とどまっていては事業の維持はできない
2019年度実績で、6兆4000億円の売上高を誇る米HPは、いま、大きな転換を図ろうとしている。
それは、これまでのPCおよびプリンティングという同社主力事業に加えて、新たな事業領域に踏み出し、これを次代の事業の柱に据えようとしているからだ。
PCはすでに成熟市場となり、今後、大きな成長が見込める分野ではない。また、デジタル化やペーパーレス化が進むなかで、既存のプリンティング需要も拡大は見込めない。将来にわたる継続的な成長を目指すのであれば、米HPが置かれた立場は厳しいといわざるを得ない。
そこで、同社が新たな事業領域として取り組んでいるのが、商業・産業分野における印刷のデジタル化、そして、3D印刷による製造業の変革である。
岡 「PCおよび既存プリンティング、セキュリティ、AR/VRは、約53兆円の市場規模がある。だが、これは今後大きく拡大はしない。それに対して、商業印刷や産業印刷のデジタル化、3Dプリンティングは、現在は6兆円の市場規模に留まるが、将来は55兆円以上の市場規模に拡大することが見込まれている。この新たな市場に対して、HPは集中的な投資を行い、リーダーとして市場を作っていくことになる。将来の方向をここに定めている」
社会に還元するから、事業のインパクトが大きくなる
もうひとつ、HPが取り組んでいるのが、「サスティナブルインパクト」である。
温室効果ガスの削除、資源の回収と再利用、再生可能エネルギーの利用といった「Planet」、従業員の多様性、環境と教育などの「People」、テクノロジーを活用した教育機会と経済的機会の創出、従業員のボランティア活動による「Community」の3つで構成。2018年にサスティナブルインパクトによってもたらしたHPへの新規収益は1000億円近くに達したと試算している。
岡社長は、「サスティナブルインパクトは、HPがどういったコンセプトで会社を経営していくのかといったことを示すものであり、メガトレンドに対する根本的アプローチのひとつになる」としながら、「最近の本社との社内メールでは、これに関する内容が一気に増加している」と明かす。
具体的な例として、再生プラスチックの活用をあげる。
同社では、2025年までに、PCとプリンティング製品において、30%の使用済み再生プラスチックを使用することを掲げており、2018年末までに、全体の7%にこれを使用しているという。

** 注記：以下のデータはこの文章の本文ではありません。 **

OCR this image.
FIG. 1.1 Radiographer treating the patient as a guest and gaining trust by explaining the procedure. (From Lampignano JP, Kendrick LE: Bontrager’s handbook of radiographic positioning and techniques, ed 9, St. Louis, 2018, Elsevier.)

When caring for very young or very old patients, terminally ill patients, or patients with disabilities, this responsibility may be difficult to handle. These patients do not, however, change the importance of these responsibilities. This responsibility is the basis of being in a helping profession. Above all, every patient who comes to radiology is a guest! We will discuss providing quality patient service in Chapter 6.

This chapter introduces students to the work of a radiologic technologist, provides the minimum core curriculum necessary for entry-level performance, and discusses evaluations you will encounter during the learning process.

岡 「PCのなかには、すでに全体の50%を使用済み再生プラスチックで構成している製品もある。また、HP Elite Dragonflyは、海洋ごみプラスチックを世界で初めて使用したノートPCになる」
さらに、20万エーカーの森林の保護、再生、管理において、WWFと協力。2020年までに、HPブランドの用紙および紙製梱包材において、森林伐採ゼロを目標に掲げている。実際、HPブランド用紙では、すでに100%を達成。紙梱包材でも2018年時点で65%にまで到達している。
岡 「毎年1870万エーカーの森林が伐採されている。これは、日本の国土の約20%にあたる規模。それだけ、地球に大きな影響を与えている。HPは社会的責任として、この課題に取り組んでいる」
HPは、グローバルでは、社会に貢献する企業としてのイメージが定着しているという。実際、米ニューズウイーク誌が選ぶ「米国で最も責任ある企業」に、米HPは選ばれている。
「日本では、まだHPのブランド認知度が低い」と、岡社長は自ら課題を示してみせるが、PCの東京生産が20年目の節目を迎えるとともに、プランドシェアで国内ナンバーワンを奪取。日本の市場に最適なノートPCを投入したり、日本の拠点からのサポート体制を用意したりといった取り組みのほか、日本の顧客の要望を反映するプリンティング技術開発センターも設置。日本において事業を加速するための地盤が整い始めている。今後、日本HPが注目される機会も増えそうだ。
岡 「日本に存在してほしいと思ってもらえる会社になれるように、これからも日本に根ざした活動を進めていく」と岡社長は語る。
日本HPの日本における事業は、国内ナンバーワンのPCメーカーとなったことで、市場をリードするという新たな責任も生まれることになるだろう。
日本HPの位置づけと役割は、新たなフェーズに入ったといえそうだ。